I'm not one to usually diss new UI changes, but this one grinds my gears.
Firefox for Android has released a new menu design. It organizes everything a little differently, which is alright it looks fresh. But 2 things are really annoying and a continuous design trend in Firefox.
- The option to open page in external app has been tucked away in a sub menu. I used this often and it was in the top level menu before. Companies just love hiding things in menus for no reason.
- the option to open a private tab as a normal tab is GONE. This is how I use Firefox: someone sends me a link, I click on it and it opens in a private tab by default.

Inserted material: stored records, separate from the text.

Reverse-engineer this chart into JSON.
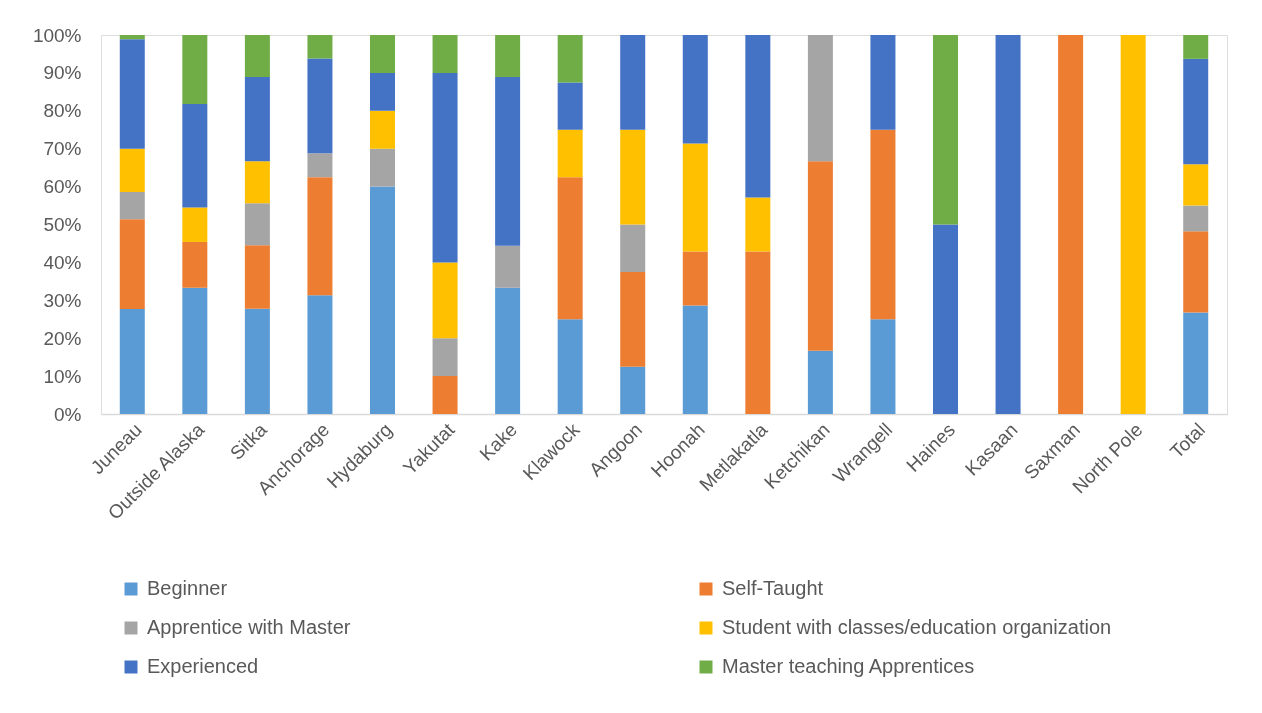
{
  "chart_data": {
    "type": "bar",
    "stacked": true,
    "grid": false,
    "legend": "bottom",
    "categories": [
      "Juneau",
      "Outside Alaska",
      "Sitka",
      "Anchorage",
      "Hydaburg",
      "Yakutat",
      "Kake",
      "Klawock",
      "Angoon",
      "Hoonah",
      "Metlakatla",
      "Ketchikan",
      "Wrangell",
      "Haines",
      "Kasaan",
      "Saxman",
      "North Pole",
      "Total"
    ],
    "series": [
      {
        "name": "Beginner",
        "color": "#5b9bd5",
        "values": [
          27.7,
          33.3,
          27.8,
          31.3,
          60,
          null,
          33.3,
          25,
          12.5,
          28.6,
          null,
          16.7,
          25,
          null,
          null,
          null,
          null,
          26.8
        ]
      },
      {
        "name": "Self-Taught",
        "color": "#ed7d31",
        "values": [
          23.7,
          12.1,
          16.7,
          31.2,
          null,
          10,
          null,
          37.5,
          25,
          14.3,
          42.9,
          50,
          50,
          null,
          null,
          100,
          null,
          21.4
        ]
      },
      {
        "name": "Apprentice with Master",
        "color": "#a5a5a5",
        "values": [
          7.2,
          null,
          11.1,
          6.3,
          10,
          10,
          11.1,
          null,
          12.5,
          null,
          null,
          33.3,
          null,
          null,
          null,
          null,
          null,
          6.8
        ]
      },
      {
        "name": "Student with classes/education organization",
        "color": "#ffc000",
        "values": [
          11.4,
          9.1,
          11.1,
          null,
          10,
          20,
          null,
          12.5,
          25,
          28.5,
          14.2,
          null,
          null,
          null,
          null,
          null,
          100,
          10.9
        ]
      },
      {
        "name": "Experienced",
        "color": "#4472c4",
        "values": [
          28.9,
          27.3,
          22.2,
          25,
          10,
          50,
          44.5,
          12.5,
          25,
          28.6,
          42.9,
          null,
          25,
          50,
          100,
          null,
          null,
          27.8
        ]
      },
      {
        "name": "Master teaching Apprentices",
        "color": "#70ad47",
        "values": [
          1.1,
          18.2,
          11.1,
          6.2,
          10,
          10,
          11.1,
          12.5,
          null,
          null,
          null,
          null,
          null,
          50,
          null,
          null,
          null,
          6.3
        ]
      }
    ],
    "ylim": [
      0,
      100
    ],
    "yticks": [
      {
        "value": 0,
        "label": "0%"
      },
      {
        "value": 10,
        "label": "10%"
      },
      {
        "value": 20,
        "label": "20%"
      },
      {
        "value": 30,
        "label": "30%"
      },
      {
        "value": 40,
        "label": "40%"
      },
      {
        "value": 50,
        "label": "50%"
      },
      {
        "value": 60,
        "label": "60%"
      },
      {
        "value": 70,
        "label": "70%"
      },
      {
        "value": 80,
        "label": "80%"
      },
      {
        "value": 90,
        "label": "90%"
      },
      {
        "value": 100,
        "label": "100%"
      }
    ]
  }
}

If I need to sign in to see it (e.g. private Instagram links) then I open it in a normal tab. This option is now simply gone.
So yeah that's my rant. I'll see if I open a bug requesting the 2nd issue back.

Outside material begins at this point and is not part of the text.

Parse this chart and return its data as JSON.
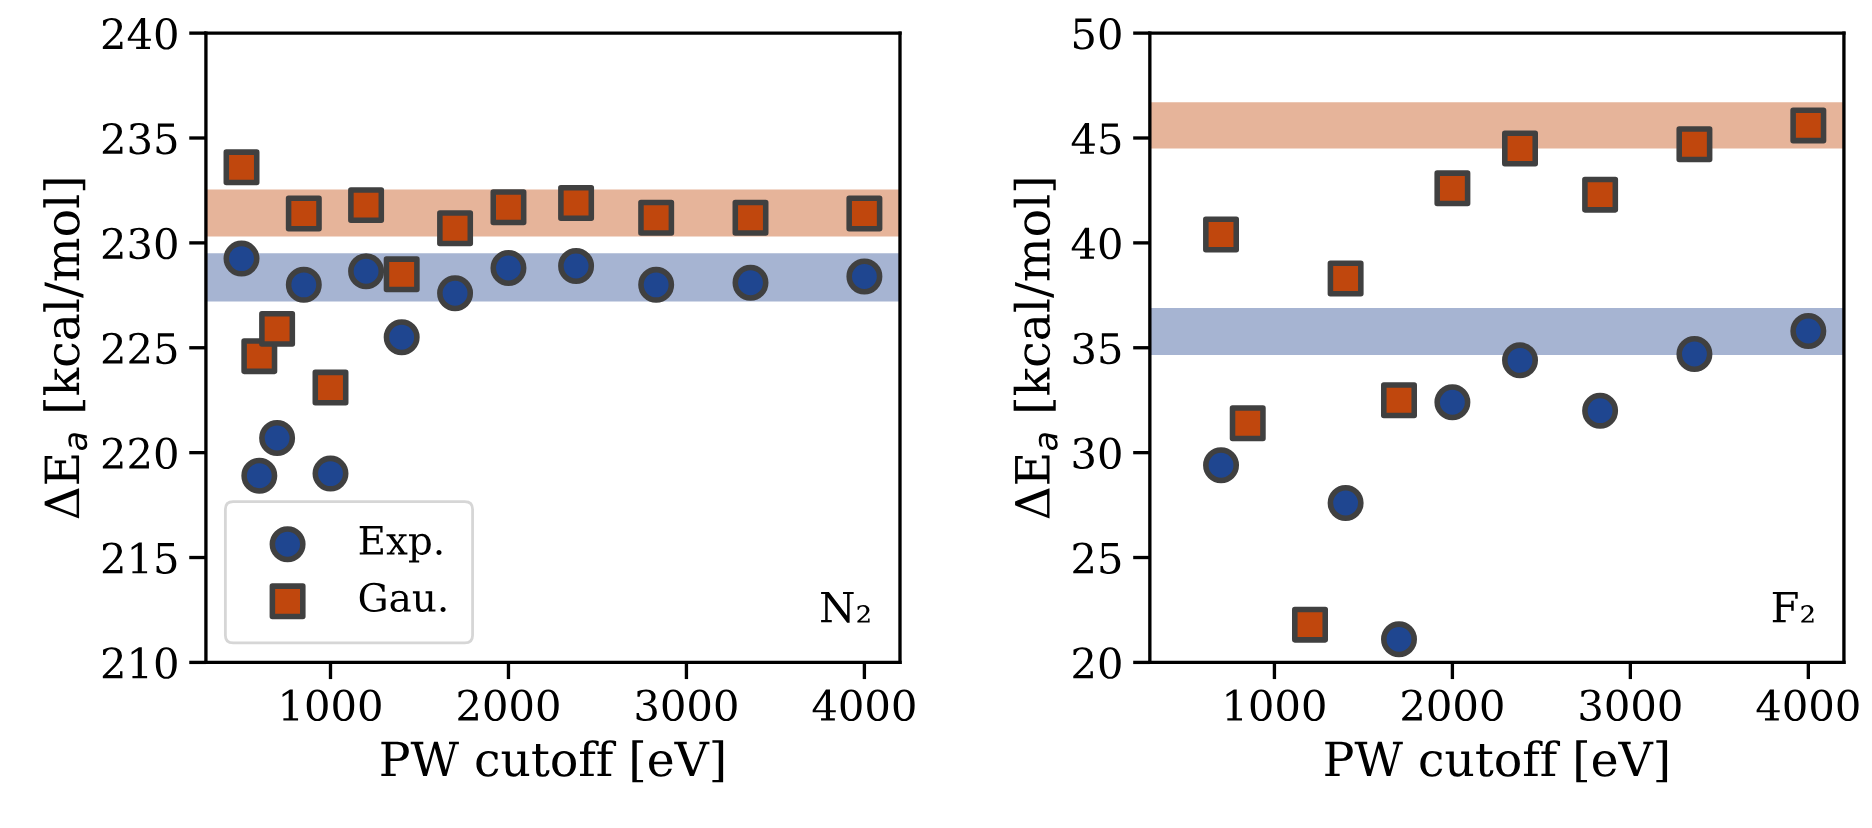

I'm so glad to know I'm not alone in my frustration. I totally forgot I was using nightly. Thanks for the link!
From the hug link: Seems like it was only assigned to a dev a week ago. And with all the conditions for it to acrually land in the final menu, the chances look tepid at best...
I've switched back to the old menu until they fix the bug. I use open in normal tab tens of times a day.

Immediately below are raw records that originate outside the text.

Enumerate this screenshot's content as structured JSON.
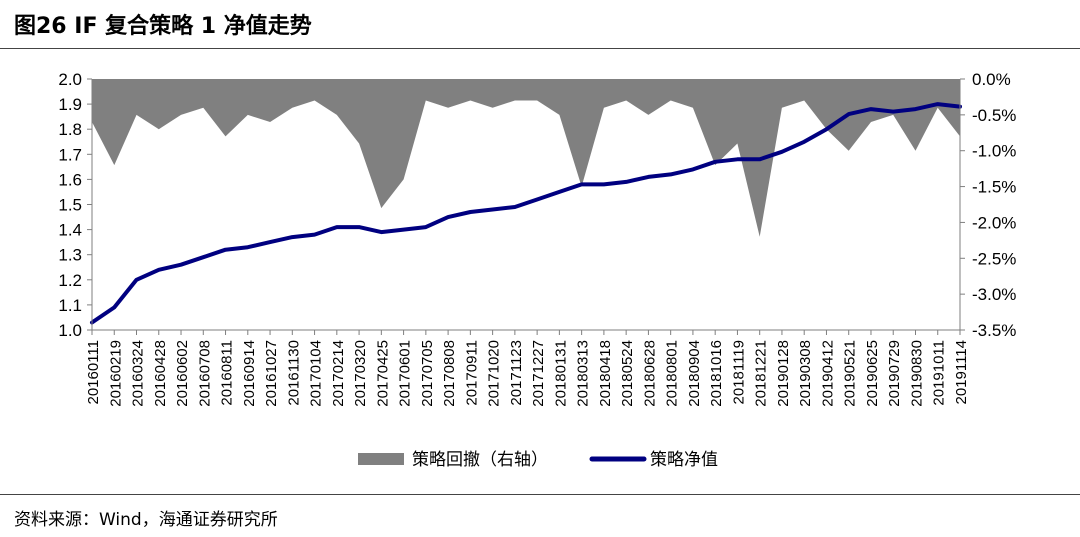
{
  "figure": {
    "title": "图26 IF 复合策略 1 净值走势",
    "source": "资料来源：Wind，海通证券研究所"
  },
  "chart_data": {
    "type": "line",
    "title": "",
    "xlabel": "",
    "x_ticks": [
      "20160111",
      "20160219",
      "20160324",
      "20160428",
      "20160602",
      "20160708",
      "20160811",
      "20160914",
      "20161027",
      "20161130",
      "20170104",
      "20170214",
      "20170320",
      "20170425",
      "20170601",
      "20170705",
      "20170808",
      "20170911",
      "20171020",
      "20171123",
      "20171227",
      "20180131",
      "20180313",
      "20180418",
      "20180524",
      "20180628",
      "20180801",
      "20180904",
      "20181016",
      "20181119",
      "20181221",
      "20190128",
      "20190308",
      "20190412",
      "20190521",
      "20190625",
      "20190729",
      "20190830",
      "20191011",
      "20191114"
    ],
    "y_left": {
      "ylim": [
        1.0,
        2.0
      ],
      "ticks": [
        "1.0",
        "1.1",
        "1.2",
        "1.3",
        "1.4",
        "1.5",
        "1.6",
        "1.7",
        "1.8",
        "1.9",
        "2.0"
      ]
    },
    "y_right": {
      "ylim": [
        -3.5,
        0.0
      ],
      "ticks": [
        "-3.5%",
        "-3.0%",
        "-2.5%",
        "-2.0%",
        "-1.5%",
        "-1.0%",
        "-0.5%",
        "0.0%"
      ]
    },
    "legend": {
      "position": "bottom",
      "items": [
        {
          "label": "策略回撤（右轴）",
          "color": "#808080",
          "kind": "area"
        },
        {
          "label": "策略净值",
          "color": "#000080",
          "kind": "line"
        }
      ]
    },
    "series": [
      {
        "name": "策略净值",
        "axis": "left",
        "color": "#000080",
        "values": [
          1.03,
          1.09,
          1.2,
          1.24,
          1.26,
          1.29,
          1.32,
          1.33,
          1.35,
          1.37,
          1.38,
          1.41,
          1.41,
          1.39,
          1.4,
          1.41,
          1.45,
          1.47,
          1.48,
          1.49,
          1.52,
          1.55,
          1.58,
          1.58,
          1.59,
          1.61,
          1.62,
          1.64,
          1.67,
          1.68,
          1.68,
          1.71,
          1.75,
          1.8,
          1.86,
          1.88,
          1.87,
          1.88,
          1.9,
          1.89
        ]
      },
      {
        "name": "策略回撤（右轴）",
        "axis": "right",
        "color": "#808080",
        "values": [
          -0.6,
          -1.2,
          -0.5,
          -0.7,
          -0.5,
          -0.4,
          -0.8,
          -0.5,
          -0.6,
          -0.4,
          -0.3,
          -0.5,
          -0.9,
          -1.8,
          -1.4,
          -0.3,
          -0.4,
          -0.3,
          -0.4,
          -0.3,
          -0.3,
          -0.5,
          -1.5,
          -0.4,
          -0.3,
          -0.5,
          -0.3,
          -0.4,
          -1.2,
          -0.9,
          -2.2,
          -0.4,
          -0.3,
          -0.7,
          -1.0,
          -0.6,
          -0.5,
          -1.0,
          -0.4,
          -0.8
        ]
      }
    ]
  }
}
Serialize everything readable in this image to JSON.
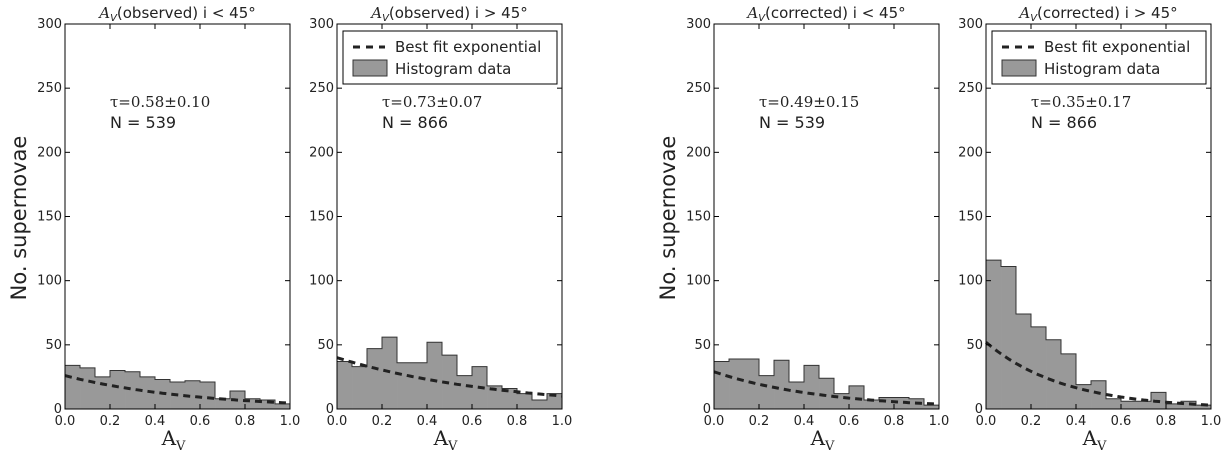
{
  "figure": {
    "ylabel": "No. supernovae",
    "xlabel": "A",
    "xlabel_sub": "V"
  },
  "colors": {
    "hist_fill": "#999999",
    "hist_edge": "#333333",
    "fit_line": "#222222",
    "axes": "#000000"
  },
  "legend_entries": [
    "Best fit exponential",
    "Histogram data"
  ],
  "chart_data": [
    {
      "type": "bar",
      "title": "A_V(observed) i < 45°",
      "annotation_tau": "τ=0.58±0.10",
      "annotation_n": "N = 539",
      "legend": false,
      "xlim": [
        0.0,
        1.0
      ],
      "ylim": [
        0,
        300
      ],
      "xticks": [
        "0.0",
        "0.2",
        "0.4",
        "0.6",
        "0.8",
        "1.0"
      ],
      "yticks": [
        "0",
        "50",
        "100",
        "150",
        "200",
        "250",
        "300"
      ],
      "bin_edges": [
        0.0,
        0.0667,
        0.1333,
        0.2,
        0.2667,
        0.3333,
        0.4,
        0.4667,
        0.5333,
        0.6,
        0.6667,
        0.7333,
        0.8,
        0.8667,
        0.9333,
        1.0
      ],
      "series": [
        {
          "name": "Histogram data",
          "values": [
            34,
            32,
            25,
            30,
            29,
            25,
            23,
            21,
            22,
            21,
            8,
            14,
            8,
            7,
            4
          ]
        },
        {
          "name": "Best fit exponential",
          "fit": {
            "amplitude": 26,
            "tau": 0.58
          }
        }
      ]
    },
    {
      "type": "bar",
      "title": "A_V(observed) i > 45°",
      "annotation_tau": "τ=0.73±0.07",
      "annotation_n": "N = 866",
      "legend": true,
      "xlim": [
        0.0,
        1.0
      ],
      "ylim": [
        0,
        300
      ],
      "xticks": [
        "0.0",
        "0.2",
        "0.4",
        "0.6",
        "0.8",
        "1.0"
      ],
      "yticks": [
        "0",
        "50",
        "100",
        "150",
        "200",
        "250",
        "300"
      ],
      "bin_edges": [
        0.0,
        0.0667,
        0.1333,
        0.2,
        0.2667,
        0.3333,
        0.4,
        0.4667,
        0.5333,
        0.6,
        0.6667,
        0.7333,
        0.8,
        0.8667,
        0.9333,
        1.0
      ],
      "series": [
        {
          "name": "Histogram data",
          "values": [
            37,
            33,
            47,
            56,
            36,
            36,
            52,
            42,
            26,
            33,
            18,
            16,
            12,
            7,
            12
          ]
        },
        {
          "name": "Best fit exponential",
          "fit": {
            "amplitude": 40,
            "tau": 0.73
          }
        }
      ]
    },
    {
      "type": "bar",
      "title": "A_V(corrected) i < 45°",
      "annotation_tau": "τ=0.49±0.15",
      "annotation_n": "N = 539",
      "legend": false,
      "xlim": [
        0.0,
        1.0
      ],
      "ylim": [
        0,
        300
      ],
      "xticks": [
        "0.0",
        "0.2",
        "0.4",
        "0.6",
        "0.8",
        "1.0"
      ],
      "yticks": [
        "0",
        "50",
        "100",
        "150",
        "200",
        "250",
        "300"
      ],
      "bin_edges": [
        0.0,
        0.0667,
        0.1333,
        0.2,
        0.2667,
        0.3333,
        0.4,
        0.4667,
        0.5333,
        0.6,
        0.6667,
        0.7333,
        0.8,
        0.8667,
        0.9333,
        1.0
      ],
      "series": [
        {
          "name": "Histogram data",
          "values": [
            37,
            39,
            39,
            26,
            38,
            21,
            34,
            24,
            12,
            18,
            7,
            9,
            9,
            8,
            3
          ]
        },
        {
          "name": "Best fit exponential",
          "fit": {
            "amplitude": 29,
            "tau": 0.49
          }
        }
      ]
    },
    {
      "type": "bar",
      "title": "A_V(corrected) i > 45°",
      "annotation_tau": "τ=0.35±0.17",
      "annotation_n": "N = 866",
      "legend": true,
      "xlim": [
        0.0,
        1.0
      ],
      "ylim": [
        0,
        300
      ],
      "xticks": [
        "0.0",
        "0.2",
        "0.4",
        "0.6",
        "0.8",
        "1.0"
      ],
      "yticks": [
        "0",
        "50",
        "100",
        "150",
        "200",
        "250",
        "300"
      ],
      "bin_edges": [
        0.0,
        0.0667,
        0.1333,
        0.2,
        0.2667,
        0.3333,
        0.4,
        0.4667,
        0.5333,
        0.6,
        0.6667,
        0.7333,
        0.8,
        0.8667,
        0.9333,
        1.0
      ],
      "series": [
        {
          "name": "Histogram data",
          "values": [
            116,
            111,
            74,
            64,
            54,
            43,
            19,
            22,
            8,
            6,
            6,
            13,
            4,
            6,
            3
          ]
        },
        {
          "name": "Best fit exponential",
          "fit": {
            "amplitude": 52,
            "tau": 0.35
          }
        }
      ]
    }
  ]
}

Honestly, I'm kinda at fault here. Both my NextDNS and Pi-Hole block Telemetry, so they're not getting usage numbers to support prioritising the feature.
You can disable this?
Edit: found it. I disabled the experiment. Thank you so much!
I don't think it's you who is at fault here
There's a means built-in to shower usage. If my network blocks that and they think no one is using the feature. That's on me. As a Nightly user, I should support the product with bug reports and also things like letting them know which features I use and how often.
I'm blocking that too, it's even disabled in the settings. in my opinion they shouldn't be doing this in a privacy oriented browser in an opt-out manner. look at where they host the data: GCP and AWS. that's maybe fine for firefox sync data because it's encrypted (probably only on a per-record level though, so it may still be useful to measure activity), but for usage data, no thanks
that makes some difference, but they shouldn't count the needs of nightly users as the needs of release users. totally different userbase, to begin with
But your definition of privacy is different to theirs. You see all Telemetry as bad. They say that the world isn't so binary and that there's good telemetry and bad telemetry. Also they have data to prove that opt in doesn't work. They shouldn't kneecap an entire project just to keep a handful of privacy zealots happy. Of which I fall into that category given my DNS level blocks.
As for Nightly users, they're still users.